Mit Blick auf die zukünftige europäische Strukturpolitik nach 2006 forderte Ministerpräsident Steinbrück, weiterhin die spezifischen Belange Nordrhein-Westfalens zu berücksichtigen. NRW wird bis 2006 ca. 1,8 Mrd. Euro aus den Strukturfonds erhalten haben. Er erkenne an, dass NRW als Ausdruck der Solidarität mit den Beitrittsländern nach 2006 nicht mehr dieselbe Förderung erhalten könne wie in der gegenwärtigen Förderperiode. Aber es müsse auch in Zukunft eine Summe übrigbleiben, die das Land in die Lage versetze, weiterhin eine substanzielle Regionalpolitik betreiben zu können.

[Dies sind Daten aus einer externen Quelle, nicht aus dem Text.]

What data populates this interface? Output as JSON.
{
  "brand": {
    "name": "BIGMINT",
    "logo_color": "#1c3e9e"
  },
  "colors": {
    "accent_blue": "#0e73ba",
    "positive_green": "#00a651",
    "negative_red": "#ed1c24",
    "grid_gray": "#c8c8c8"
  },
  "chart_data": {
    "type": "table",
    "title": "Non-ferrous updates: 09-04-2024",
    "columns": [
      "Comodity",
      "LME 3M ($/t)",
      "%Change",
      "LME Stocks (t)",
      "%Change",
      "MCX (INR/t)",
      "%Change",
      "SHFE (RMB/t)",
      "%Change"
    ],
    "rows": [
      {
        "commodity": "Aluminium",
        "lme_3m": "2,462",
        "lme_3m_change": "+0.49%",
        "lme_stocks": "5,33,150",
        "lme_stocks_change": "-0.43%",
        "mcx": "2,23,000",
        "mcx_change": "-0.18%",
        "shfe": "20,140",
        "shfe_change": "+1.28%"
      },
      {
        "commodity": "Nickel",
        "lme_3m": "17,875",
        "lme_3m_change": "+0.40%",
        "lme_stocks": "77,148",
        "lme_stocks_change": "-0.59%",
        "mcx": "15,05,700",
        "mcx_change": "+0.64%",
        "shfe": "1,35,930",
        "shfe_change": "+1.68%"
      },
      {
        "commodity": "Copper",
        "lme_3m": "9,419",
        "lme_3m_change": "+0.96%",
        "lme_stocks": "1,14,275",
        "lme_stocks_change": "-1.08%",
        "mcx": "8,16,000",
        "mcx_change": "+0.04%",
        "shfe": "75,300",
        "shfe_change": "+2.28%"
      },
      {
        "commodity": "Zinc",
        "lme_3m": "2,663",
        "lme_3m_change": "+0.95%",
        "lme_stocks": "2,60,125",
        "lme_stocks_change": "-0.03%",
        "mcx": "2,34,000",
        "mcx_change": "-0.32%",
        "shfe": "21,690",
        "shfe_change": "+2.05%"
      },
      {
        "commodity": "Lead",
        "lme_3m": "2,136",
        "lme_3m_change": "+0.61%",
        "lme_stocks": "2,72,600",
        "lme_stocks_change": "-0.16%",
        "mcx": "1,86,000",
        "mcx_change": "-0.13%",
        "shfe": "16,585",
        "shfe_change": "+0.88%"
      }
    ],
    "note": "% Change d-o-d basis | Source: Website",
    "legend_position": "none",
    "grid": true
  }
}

Für Nordrhein-Westfalen als die klassische Industrieregion im Herzen Europas sei von eminenter Bedeutung, wie die Wettbewerbsfähigkeit der europäischen Industrie insgesamt gesteigert werden könne. Im Gespräch mit EU-Kommissar Erkki Liikanen habe er begrüßt, dass die Kommission die Diskussion eröffnet habe, wie die EU-Regelungen unternehmensfreundlicher gestaltet werden könnten, erklärte der Ministerpräsident. Dies müsse auch für die neuen Regelungen zur Chemikalienpolitik gelten, damit speziell die mittelständische Industrie in Nordrhein-Westfalen nicht überfordert werde. Steinbrück: "Notwendig ist eine Balance zwischen berechtigten Interessen eines besseren Umwelt, Gesundheits-, Arbeits- und Verbraucherschutzes und dem Erhalt der internationalen Wettbewerbsfähigkeit dieses Industriezweiges."

Damit NRW seine Vorstellungen noch besser vor Ort einbringen kann, soll die Landesvertretung in Brüssel zu einem „NRW-Haus“ ausgebaut werden. Dadurch soll Nordrhein-Westfalen als große europäische Region deutlicher wahrgenommen werden.